There’s 1 subset analysis in the IMpower study that people talk about a lot. What do we do with the EGFR- and ALK-positive patients who technically have not responded well to checkpoint inhibitor therapy. In IMpower150, there was some suggestion that those patients may have benefitted from the taxane/atezolizumab/bevacizumab combination. And so, are you using this in patients who progressed on their TKIs [tyrosine kinase inhibitors] and have exhausted their TKIs [tyrosine kinase inhibitors]? How are you interpreting this data?

Edward B. Garon, MD: From my perspective, I think it is intriguing data. There was a progression-free survival benefit. The overall survival looked impressive, although the confidence interval includes 1. Overall, I think that this is a somewhat appealing approach. We also know that this is a population of patients who, frankly, have not done well with single-agent immunotherapy. And so, I’m not that eager to hold out to give them single-agent immunotherapy. There is this suggestion of a benefit. Also, I’m intrigued by data from KEYNOTE-189, which excluded EGFR and ALK patients. Nonsmokers did appear to derive a very clear benefit from the addition of a PD-1 inhibitor. That’s a bit tempered by the CheckMate-227 data. There, they indicated that really was for patients who had higher mutational burden, which would be anticipated to be former smokers and patients without EGFR- and ALK-mutated disease. But, in my own practice, it is something that I have found patients to be very interested in. I have been willing to do it—either this regimen or another chemoimmunotherapy regimen that is available.

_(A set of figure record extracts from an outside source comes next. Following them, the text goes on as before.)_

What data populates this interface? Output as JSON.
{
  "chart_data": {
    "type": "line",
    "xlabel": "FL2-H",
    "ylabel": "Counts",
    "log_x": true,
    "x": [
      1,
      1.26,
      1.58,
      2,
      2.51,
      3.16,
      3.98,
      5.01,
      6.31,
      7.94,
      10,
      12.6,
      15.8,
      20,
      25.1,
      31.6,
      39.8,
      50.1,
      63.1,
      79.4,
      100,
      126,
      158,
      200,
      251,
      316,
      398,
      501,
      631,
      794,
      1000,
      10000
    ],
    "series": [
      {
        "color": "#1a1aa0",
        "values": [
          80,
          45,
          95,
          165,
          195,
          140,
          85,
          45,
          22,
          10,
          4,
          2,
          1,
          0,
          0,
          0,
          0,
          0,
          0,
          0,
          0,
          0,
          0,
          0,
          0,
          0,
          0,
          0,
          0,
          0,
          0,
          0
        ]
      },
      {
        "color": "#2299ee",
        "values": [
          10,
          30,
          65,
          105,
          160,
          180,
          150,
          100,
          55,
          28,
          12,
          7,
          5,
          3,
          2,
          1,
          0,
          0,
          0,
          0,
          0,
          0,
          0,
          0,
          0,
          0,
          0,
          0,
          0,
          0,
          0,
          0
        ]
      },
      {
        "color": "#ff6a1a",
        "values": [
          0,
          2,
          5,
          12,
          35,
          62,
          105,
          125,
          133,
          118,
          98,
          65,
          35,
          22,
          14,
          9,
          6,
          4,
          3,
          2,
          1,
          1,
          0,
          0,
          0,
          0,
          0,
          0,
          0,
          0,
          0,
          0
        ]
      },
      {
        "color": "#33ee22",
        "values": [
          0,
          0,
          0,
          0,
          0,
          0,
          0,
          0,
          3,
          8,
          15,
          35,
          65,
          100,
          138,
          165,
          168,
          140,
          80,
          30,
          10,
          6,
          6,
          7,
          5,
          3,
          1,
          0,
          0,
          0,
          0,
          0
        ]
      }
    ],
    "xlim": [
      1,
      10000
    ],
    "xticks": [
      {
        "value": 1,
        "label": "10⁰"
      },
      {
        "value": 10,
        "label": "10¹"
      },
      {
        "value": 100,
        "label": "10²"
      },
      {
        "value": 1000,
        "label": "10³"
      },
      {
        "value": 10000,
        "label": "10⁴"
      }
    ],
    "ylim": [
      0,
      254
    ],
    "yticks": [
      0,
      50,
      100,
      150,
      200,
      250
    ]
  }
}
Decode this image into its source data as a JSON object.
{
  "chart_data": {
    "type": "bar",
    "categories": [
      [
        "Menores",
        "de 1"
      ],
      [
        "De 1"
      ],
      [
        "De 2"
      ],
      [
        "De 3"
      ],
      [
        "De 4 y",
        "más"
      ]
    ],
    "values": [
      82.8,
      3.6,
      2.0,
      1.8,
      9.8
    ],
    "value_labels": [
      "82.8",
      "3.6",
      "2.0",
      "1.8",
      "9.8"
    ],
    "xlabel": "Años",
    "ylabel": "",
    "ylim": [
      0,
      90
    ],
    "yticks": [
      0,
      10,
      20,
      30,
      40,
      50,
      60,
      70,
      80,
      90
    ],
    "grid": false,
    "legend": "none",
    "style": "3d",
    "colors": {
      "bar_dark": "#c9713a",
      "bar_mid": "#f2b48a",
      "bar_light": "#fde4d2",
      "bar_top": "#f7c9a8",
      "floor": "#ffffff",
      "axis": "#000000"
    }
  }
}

Leora Horn, MD, MSc, FRCPC: You see a lot of those patients. Have you been using it for your patients who are a little more like those in Tennessee, or where there are not as many EGFR- and ALK-positive patients in your part of the world?

Thomas E. Stinchcombe, MD: I generally offer them this combination as an option. Then, I offer carboplatin and pemetrexed without immunotherapy. When you talk to the patients, some of them prefer the carboplatin/pemetrexed profile. I think both are reasonable options at this point. If I do use immunotherapy, it would be in combination with the other 3 drugs. That’s really the subset for whom that’s proven to work, to date.

Leora Horn, MD, MSc, FRCPC: I guess we’ll have to wait a while for the data, but there is a trial that’s looking specifically at patients who progressed on their EGFR inhibitor. They are looking at carboplatin and pemetrexed with or without pembrolizumab. So that may help us answer one of those questions.